Contrary to what console creators like Sony want you to believe the problem that is player toxicity within online gaming, in general, is so bad it has left many games in ruin. When it comes to fighting games, in particular, the toxicity I speak of goes well beyond the often times joked about saltiness, and poor sportsmanship. In fact the biggest problem facing fighting games to this day is the sought after casual gamers' unwillingness to properly learn the games as they were originally intended to be learned. By this I mean they want to look good without earning it. Like a thrown boxing fight they'll play dirty. Only in this case with lagswitches, mods, and mapped controllers to make it appear that they are legit pros. Purely for bragging rights, because that's what's popular with the CoD crowd. This is an absolute facade, and is used more, and more frequently by the worst side of the FGC because of two things. Those two things being a lack of moderation from console service providers, and secondly the development studios' intentional push to make "competitive" games accessible to a "casual" audience.

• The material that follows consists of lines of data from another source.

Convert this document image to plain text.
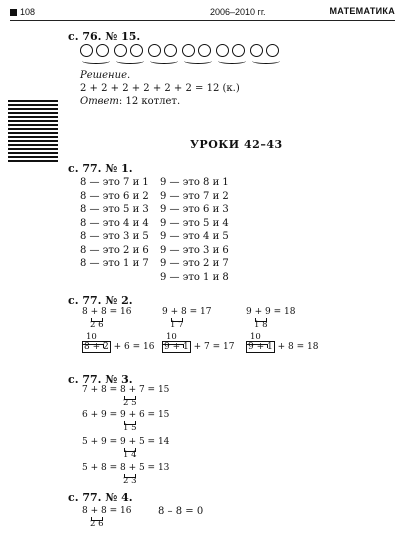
108	2006–2010 гг.	МАТЕМАТИКА
с. 76. № 15.
Решение.
2 + 2 + 2 + 2 + 2 + 2 = 12 (к.)
Ответ: 12 котлет.
УРОКИ 42–43
с. 77. № 1.
8 — это 7 и 1
8 — это 6 и 2
8 — это 5 и 3
8 — это 4 и 4
8 — это 3 и 5
8 — это 2 и 6
8 — это 1 и 7
9 — это 8 и 1
9 — это 7 и 2
9 — это 6 и 3
9 — это 5 и 4
9 — это 4 и 5
9 — это 3 и 6
9 — это 2 и 7
9 — это 1 и 8
с. 77. № 2.
8 + 8 = 16
2 6
10
8 + 2 + 6 = 16
9 + 8 = 17
1 7
10
9 + 1 + 7 = 17
9 + 9 = 18
1 8
10
9 + 1 + 8 = 18
с. 77. № 3.
7 + 8 = 8 + 7 = 15
2 5
6 + 9 = 9 + 6 = 15
1 5
5 + 9 = 9 + 5 = 14
1 4
5 + 8 = 8 + 5 = 13
2 3
с. 77. № 4.
8 + 8 = 16
2 6
8 – 8 = 0
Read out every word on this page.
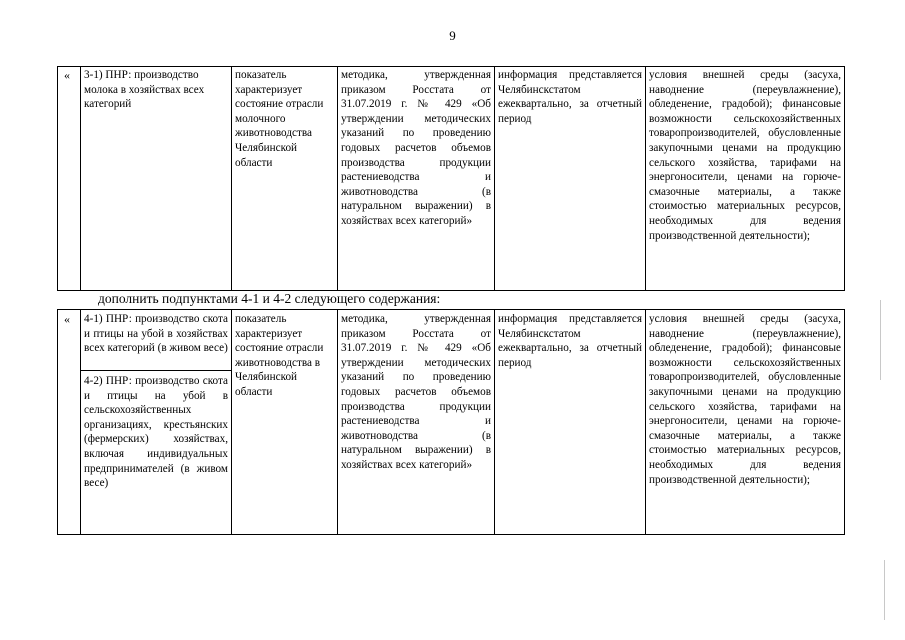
9
« 3-1) ПНР: производство молока в хозяйствах всех категорий
показатель характеризует состояние отрасли молочного животноводства Челябинской области
методика, утвержденная приказом Росстата от 31.07.2019 г. № 429 «Об утверждении методических указаний по проведению годовых расчетов объемов производства продукции растениеводства и животноводства (в натуральном выражении) в хозяйствах всех категорий»
информация представляется Челябинскстатом ежеквартально, за отчетный период
условия внешней среды (засуха, наводнение (переувлажнение), обледенение, градобой); финансовые возможности сельскохозяйственных товаропроизводителей, обусловленные закупочными ценами на продукцию сельского хозяйства, тарифами на энергоносители, ценами на горюче-смазочные материалы, а также стоимостью материальных ресурсов, необходимых для ведения производственной деятельности);
дополнить подпунктами 4-1 и 4-2 следующего содержания:
« 4-1) ПНР: производство скота и птицы на убой в хозяйствах всех категорий (в живом весе)
4-2) ПНР: производство скота и птицы на убой в сельскохозяйственных организациях, крестьянских (фермерских) хозяйствах, включая индивидуальных предпринимателей (в живом весе)
показатель характеризует состояние отрасли животноводства в Челябинской области
методика, утвержденная приказом Росстата от 31.07.2019 г. № 429 «Об утверждении методических указаний по проведению годовых расчетов объемов производства продукции растениеводства и животноводства (в натуральном выражении) в хозяйствах всех категорий»
информация представляется Челябинскстатом ежеквартально, за отчетный период
условия внешней среды (засуха, наводнение (переувлажнение), обледенение, градобой); финансовые возможности сельскохозяйственных товаропроизводителей, обусловленные закупочными ценами на продукцию сельского хозяйства, тарифами на энергоносители, ценами на горюче-смазочные материалы, а также стоимостью материальных ресурсов, необходимых для ведения производственной деятельности);
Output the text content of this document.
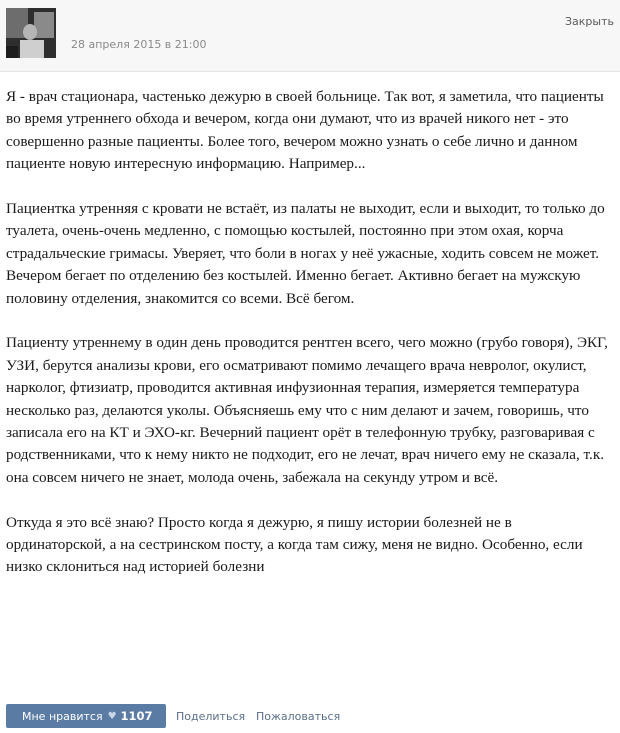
28 апреля 2015 в 21:00
Закрыть

Я - врач стационара, частенько дежурю в своей больнице. Так вот, я заметила, что пациенты во время утреннего обхода и вечером, когда они думают, что из врачей никого нет - это совершенно разные пациенты. Более того, вечером можно узнать о себе лично и данном пациенте новую интересную информацию. Например...

Пациентка утренняя с кровати не встаёт, из палаты не выходит, если и выходит, то только до туалета, очень-очень медленно, с помощью костылей, постоянно при этом охая, корча страдальческие гримасы. Уверяет, что боли в ногах у неё ужасные, ходить совсем не может. Вечером бегает по отделению без костылей. Именно бегает. Активно бегает на мужскую половину отделения, знакомится со всеми. Всё бегом.

Пациенту утреннему в один день проводится рентген всего, чего можно (грубо говоря), ЭКГ, УЗИ, берутся анализы крови, его осматривают помимо лечащего врача невролог, окулист, нарколог, фтизиатр, проводится активная инфузионная терапия, измеряется температура несколько раз, делаются уколы. Объясняешь ему что с ним делают и зачем, говоришь, что записала его на КТ и ЭХО-кг. Вечерний пациент орёт в телефонную трубку, разговаривая с родственниками, что к нему никто не подходит, его не лечат, врач ничего ему не сказала, т.к. она совсем ничего не знает, молода очень, забежала на секунду утром и всё.

Откуда я это всё знаю? Просто когда я дежурю, я пишу истории болезней не в ординаторской, а на сестринском посту, а когда там сижу, меня не видно. Особенно, если низко склониться над историей болезни

Мне нравится ♥ 1107 Поделиться Пожаловаться
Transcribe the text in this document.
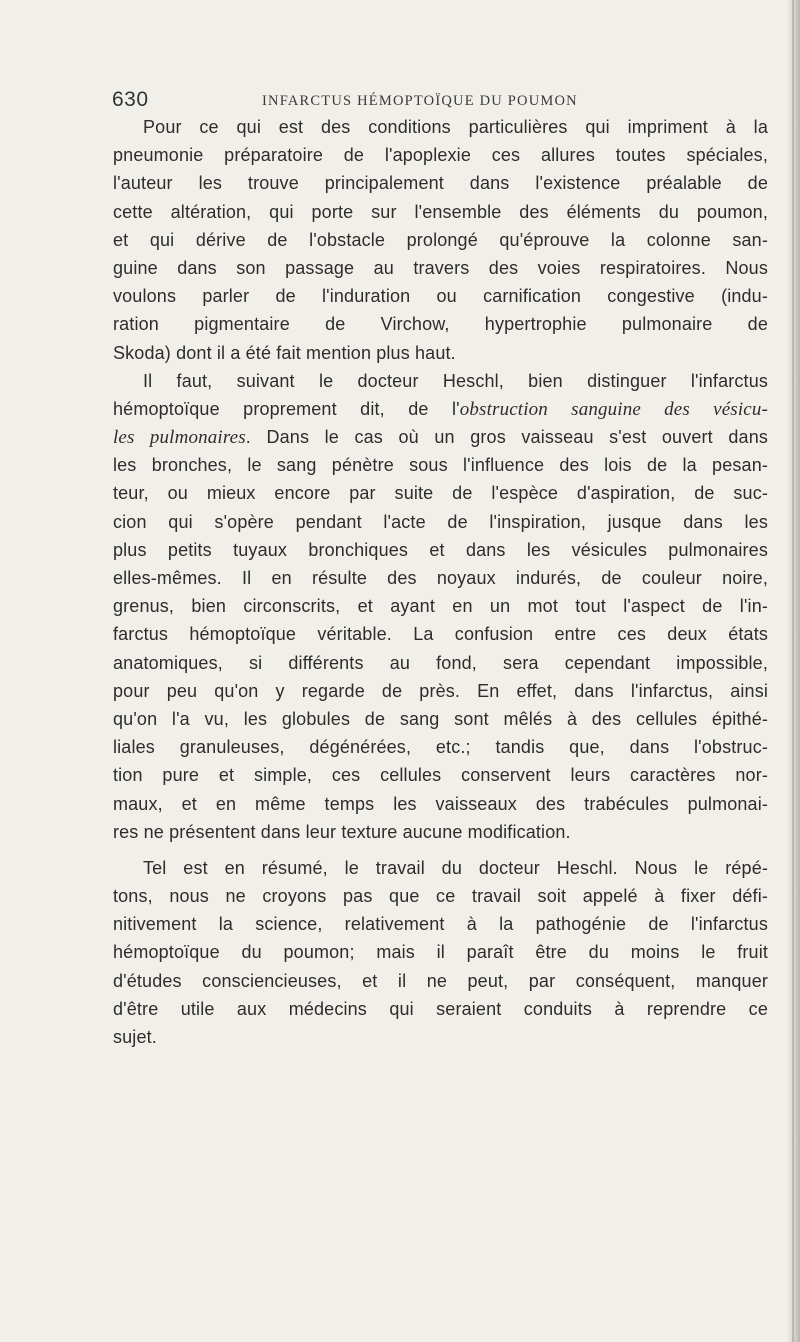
630	INFARCTUS HÉMOPTOÏQUE DU POUMON
Pour ce qui est des conditions particulières qui impriment à la
pneumonie préparatoire de l'apoplexie ces allures toutes spéciales,
l'auteur les trouve principalement dans l'existence préalable de
cette altération, qui porte sur l'ensemble des éléments du poumon,
et qui dérive de l'obstacle prolongé qu'éprouve la colonne san-
guine dans son passage au travers des voies respiratoires. Nous
voulons parler de l'induration ou carnification congestive (indu-
ration pigmentaire de Virchow, hypertrophie pulmonaire de
Skoda) dont il a été fait mention plus haut.
Il faut, suivant le docteur Heschl, bien distinguer l'infarctus
hémoptoïque proprement dit, de l'obstruction sanguine des vésicu-
les pulmonaires. Dans le cas où un gros vaisseau s'est ouvert dans
les bronches, le sang pénètre sous l'influence des lois de la pesan-
teur, ou mieux encore par suite de l'espèce d'aspiration, de suc-
cion qui s'opère pendant l'acte de l'inspiration, jusque dans les
plus petits tuyaux bronchiques et dans les vésicules pulmonaires
elles-mêmes. Il en résulte des noyaux indurés, de couleur noire,
grenus, bien circonscrits, et ayant en un mot tout l'aspect de l'in-
farctus hémoptoïque véritable. La confusion entre ces deux états
anatomiques, si différents au fond, sera cependant impossible,
pour peu qu'on y regarde de près. En effet, dans l'infarctus, ainsi
qu'on l'a vu, les globules de sang sont mêlés à des cellules épithé-
liales granuleuses, dégénérées, etc.; tandis que, dans l'obstruc-
tion pure et simple, ces cellules conservent leurs caractères nor-
maux, et en même temps les vaisseaux des trabécules pulmonai-
res ne présentent dans leur texture aucune modification.
Tel est en résumé, le travail du docteur Heschl. Nous le répé-
tons, nous ne croyons pas que ce travail soit appelé à fixer défi-
nitivement la science, relativement à la pathogénie de l'infarctus
hémoptoïque du poumon; mais il paraît être du moins le fruit
d'études consciencieuses, et il ne peut, par conséquent, manquer
d'être utile aux médecins qui seraient conduits à reprendre ce
sujet.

The developers forsake the competitive side of the genre just to make more money with a bigger more casual (thank you Call of Duty) crowd for more sales on day one. This itself also does two things. In one way it runs off those who made the franchises what they are, and in another it leaves the games to the locust feast that is the casual crowd. A crowd that migrates from game to game leaving the previous game's experience to be a corrupted shell of it's original self. Not only that, but games', series', and developers' reputations are hurt in the process. One would think the developers, and console creators would more than willingly combat something that hurts them financially, but they seem to have it in their heads that the modders, hackers, and cheaters are their cash cow. Most of these types of gamers pirate the games, and mod the consoles to support said pirated games. What happens when fans of a genre are run off by this type of gamer is that the cash will quit flowing for the console creators, and game developers. It will also potentially ruin the genre when it's all said, and done.

Beyond the cheating, modding, and hacking new-gen fighting game experiences are also plagued by troll culture. Again, this coincides with the crowd of gamers that fighting game developers are now focused on seeking. These types of gamers aren't in it to win, play by the rules, or get to pro status, but are instead in it to purely grief online service subscribers. They get a laugh out of it, and through outlets like Youtube they shine, because that's where trolling spawned from.

In closing ...

The only way for the developers of fighting games to keep the genre relevant is to do away with eSports hype focus, ban the mischief makers, and make the games like they once were. Don't cave in, and make a fighting game easy for the sake of making some money from a crowd that does not care about the integrity of your offered gaming experience. You pour years into making your game. Why let it fall to the wayside as a bad memory to gamers who actually paid to play it hoping that it was as good as it was hyped to be?